Aan de orde is het VAO Leraren en lerarenopleidingen (AO d.d. 18/11). 

De voorzitter:

Dan geef ik de heer Van Meenen van D66 het woord. 

De heer Van Meenen (D66):

Voorzitter. Namens de fractie van D66 wil ik drie moties indienen. 

Motie

De Kamer, 

gehoord de beraadslaging, 

overwegende dat onderwijsvernieuwing en ontwikkeling van de docent van groot belang zijn voor de kwaliteit van het onderwijs; 

overwegende dat docenten in het basisonderwijs en voortgezet onderwijs voldoende tijd nodig hebben om dit op een hoog niveau vorm te geven; 

spreekt uit te streven naar een maximaal aantal lesuren van 20 uur per week per (fulltime) docent voor het voortgezet onderwijs en acht dagdelen per week voor een (fulltime) docent in het primair onderwijs; 

verzoekt de regering, in overleg met het onderwijsveld hiertoe voorstellen uit te werken, waardoor leraren tijd en ruimte krijgen om zich te verbeteren, te verbreden en/of te verdiepen, 

en gaat over tot de orde van de dag. 

De voorzitter:

Deze motie is voorgesteld door het lid Van Meenen. Naar mij blijkt, wordt de indiening ervan voldoende ondersteund. 

Zij krijgt nr. 212 (27923). 

Motie

De Kamer, 

gehoord de beraadslaging, 

overwegende dat er op dit moment veel beleidsdossiers zijn die grote impact hebben op het vak van leraar; 

overwegende dat leraren bij de ontwikkeling van dit beleid betrokken moeten worden en een goed georganiseerde beroepsgroep dit proces kan verstevigen; 

verzoekt de regering, actief te bevorderen dat de onderwijscoöperatie het vertegenwoordigend orgaan voor de beroepsgroep van leraren wordt, bestuurd door docenten, regie voerend over vorm en inhoud van het lerarenregister, en volwaardig gesprekspartner namens de leraren van onder andere de overheid bij beleidsontwikkeling, 

en gaat over tot de orde van de dag. 

De voorzitter:

Deze motie is voorgesteld door het lid Van Meenen. Naar mij blijkt, wordt de indiening ervan voldoende ondersteund. 

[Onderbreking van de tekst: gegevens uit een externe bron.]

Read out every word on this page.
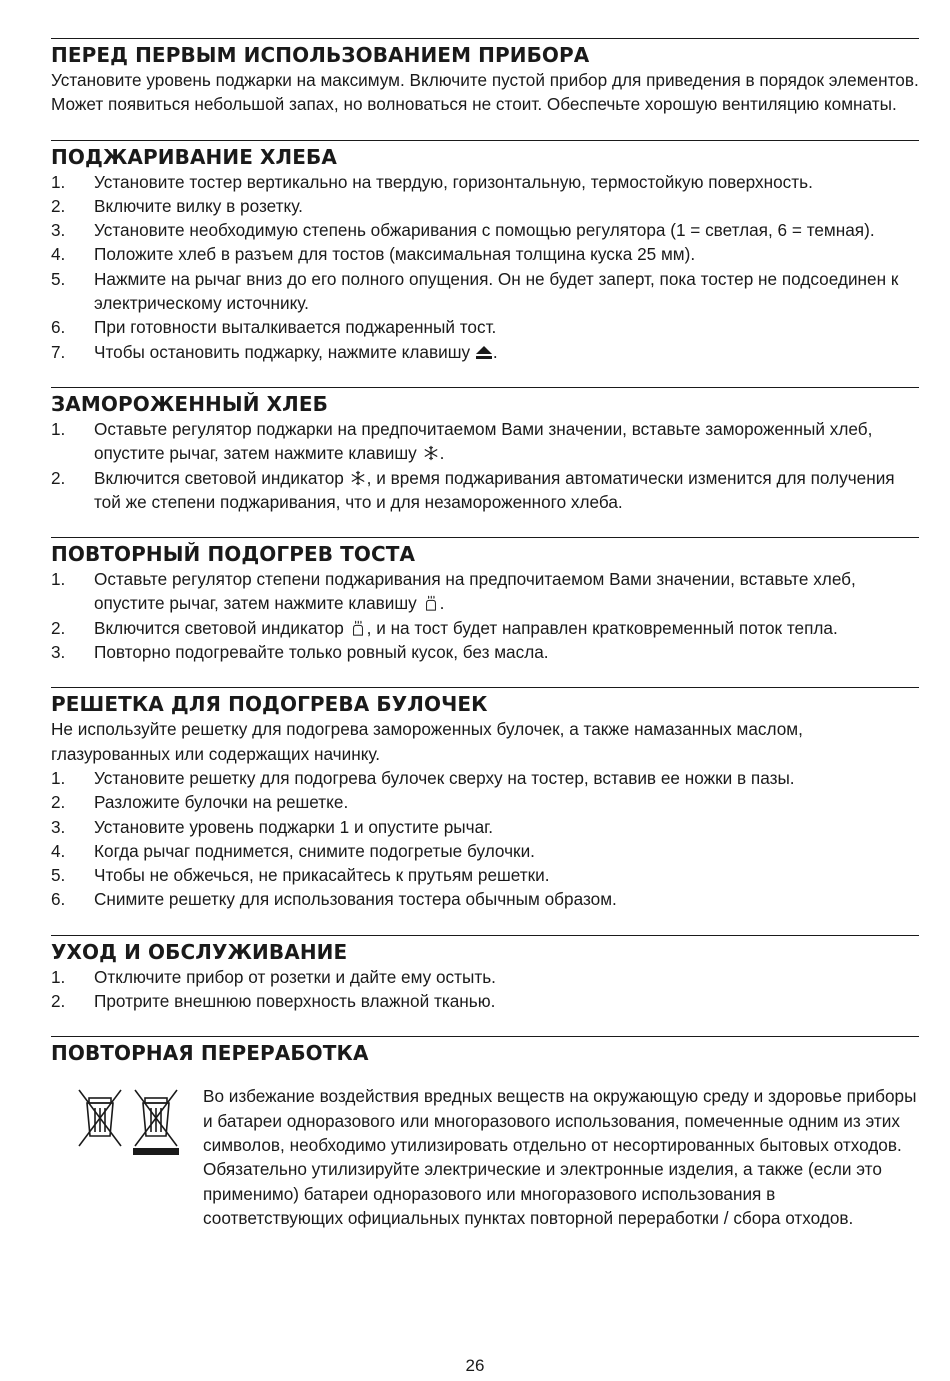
ПЕРЕД ПЕРВЫМ ИСПОЛЬЗОВАНИЕМ ПРИБОРА

Установите уровень поджарки на максимум. Включите пустой прибор для приведения в порядок элементов. Может появиться небольшой запах, но волноваться не стоит. Обеспечьте хорошую вентиляцию комнаты.

ПОДЖАРИВАНИЕ ХЛЕБА
1. Установите тостер вертикально на твердую, горизонтальную, термостойкую поверхность.
2. Включите вилку в розетку.
3. Установите необходимую степень обжаривания с помощью регулятора (1 = светлая, 6 = темная).
4. Положите хлеб в разъем для тостов (максимальная толщина куска 25 мм).
5. Нажмите на рычаг вниз до его полного опущения. Он не будет заперт, пока тостер не подсоединен к электрическому источнику.
6. При готовности выталкивается поджаренный тост.
7. Чтобы остановить поджарку, нажмите клавишу .
ЗАМОРОЖЕННЫЙ ХЛЕБ
1. Оставьте регулятор поджарки на предпочитаемом Вами значении, вставьте замороженный хлеб, опустите рычаг, затем нажмите клавишу .
2. Включится световой индикатор , и время поджаривания автоматически изменится для получения той же степени поджаривания, что и для незамороженного хлеба.
ПОВТОРНЫЙ ПОДОГРЕВ ТОСТА
1. Оставьте регулятор степени поджаривания на предпочитаемом Вами значении, вставьте хлеб, опустите рычаг, затем нажмите клавишу .
2. Включится световой индикатор , и на тост будет направлен кратковременный поток тепла.
3. Повторно подогревайте только ровный кусок, без масла.
РЕШЕТКА ДЛЯ ПОДОГРЕВА БУЛОЧЕК

Не используйте решетку для подогрева замороженных булочек, а также намазанных маслом, глазурованных или содержащих начинку.

1. Установите решетку для подогрева булочек сверху на тостер, вставив ее ножки в пазы.
2. Разложите булочки на решетке.
3. Установите уровень поджарки 1 и опустите рычаг.
4. Когда рычаг поднимется, снимите подогретые булочки.
5. Чтобы не обжечься, не прикасайтесь к прутьям решетки.
6. Снимите решетку для использования тостера обычным образом.
УХОД И ОБСЛУЖИВАНИЕ
1. Отключите прибор от розетки и дайте ему остыть.
2. Протрите внешнюю поверхность влажной тканью.
ПОВТОРНАЯ ПЕРЕРАБОТКА

Во избежание воздействия вредных веществ на окружающую среду и здоровье приборы и батареи одноразового или многоразового использования, помеченные одним из этих символов, необходимо утилизировать отдельно от несортированных бытовых отходов. Обязательно утилизируйте электрические и электронные изделия, а также (если это применимо) батареи одноразового или многоразового использования в соответствующих официальных пунктах повторной переработки / сбора отходов.

26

Zij krijgt nr. 213 (27923). 

Motie

De Kamer, 

gehoord de beraadslaging, 

overwegende dat kinderen moeten leren omgaan met de digitale wereld en dat leren programmeren hen kan helpen om probleemoplossend en creatief te denken; 

overwegende dat digitale vaardigheden, inclusief het leren programmeren, ongetwijfeld de komende jaren onderdeel zullen worden van het curriculum; 

constaterende dat er momenteel te weinig leraren zijn die hierin les kunnen geven; 

verzoekt de regering, met een plan van aanpak te komen om digitale vaardigheden en programmeren onderdeel uit te laten maken van de lerarenopleiding, 

en gaat over tot de orde van de dag. 

De voorzitter:

Deze motie is voorgesteld door de leden Van Meenen en Ypma. Naar mij blijkt, wordt de indiening ervan voldoende ondersteund. 

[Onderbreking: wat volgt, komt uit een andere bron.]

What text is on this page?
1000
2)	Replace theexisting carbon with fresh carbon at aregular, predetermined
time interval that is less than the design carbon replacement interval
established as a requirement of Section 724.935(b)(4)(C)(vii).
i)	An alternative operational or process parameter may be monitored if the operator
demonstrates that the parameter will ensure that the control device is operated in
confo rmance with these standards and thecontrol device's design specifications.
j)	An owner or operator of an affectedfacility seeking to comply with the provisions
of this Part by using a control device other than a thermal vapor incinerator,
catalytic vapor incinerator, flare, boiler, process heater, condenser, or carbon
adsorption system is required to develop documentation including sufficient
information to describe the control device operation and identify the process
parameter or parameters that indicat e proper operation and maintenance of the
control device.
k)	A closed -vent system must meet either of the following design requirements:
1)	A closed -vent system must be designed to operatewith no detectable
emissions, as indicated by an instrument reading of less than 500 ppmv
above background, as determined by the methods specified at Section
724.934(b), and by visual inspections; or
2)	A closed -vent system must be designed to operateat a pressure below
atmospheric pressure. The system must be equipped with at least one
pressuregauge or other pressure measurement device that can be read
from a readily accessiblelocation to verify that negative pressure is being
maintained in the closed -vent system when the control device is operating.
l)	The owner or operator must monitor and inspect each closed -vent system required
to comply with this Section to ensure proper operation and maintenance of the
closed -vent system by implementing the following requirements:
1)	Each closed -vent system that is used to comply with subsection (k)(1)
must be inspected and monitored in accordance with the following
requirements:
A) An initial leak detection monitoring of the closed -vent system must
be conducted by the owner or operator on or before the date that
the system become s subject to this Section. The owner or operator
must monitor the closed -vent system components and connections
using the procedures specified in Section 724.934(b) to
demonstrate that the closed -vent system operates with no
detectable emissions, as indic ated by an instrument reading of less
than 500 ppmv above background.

Zij krijgt nr. 214 (27923). 

Mevrouw Ypma (PvdA):

Voorzitter. Ik dien twee moties in. 

Motie

De Kamer, 

gehoord de beraadslaging, 

constaterende dat een groep leraren in het manifest Leraar 2032 pleit voor het oprichten van een nationale lerarenraad waarmee leraren een centrale rol gaan spelen in onder andere de curriculumontwikkeling; 

overwegende dat leraren niet alleen als "klankbord" moeten worden betrokken bij vernieuwingen en ontwikkelingen die hun werk direct raken; 

overwegende dat bij een professionele cultuur hoort dat leraren zowel op schoolniveau als op schooloverstijgend niveau ook directe zeggenschap hebben over de invulling en vormgeving van hun werk; 

verzoekt de regering om: 

  • -in overleg te treden met in ieder geval de initiatiefnemers van het manifest Leraar 2032 en de onderwijscoöperatie om de mogelijke invulling en organisatie van een nationale lerarenraad te bespreken; 

  • -de Kamer uiterlijk in maart 2016 over de uitkomsten van dit overleg te informeren, 

en gaat over tot de orde van de dag. 

De voorzitter:

Deze motie is voorgesteld door de leden Ypma en Rog. Naar mij blijkt, wordt de indiening ervan voldoende ondersteund. 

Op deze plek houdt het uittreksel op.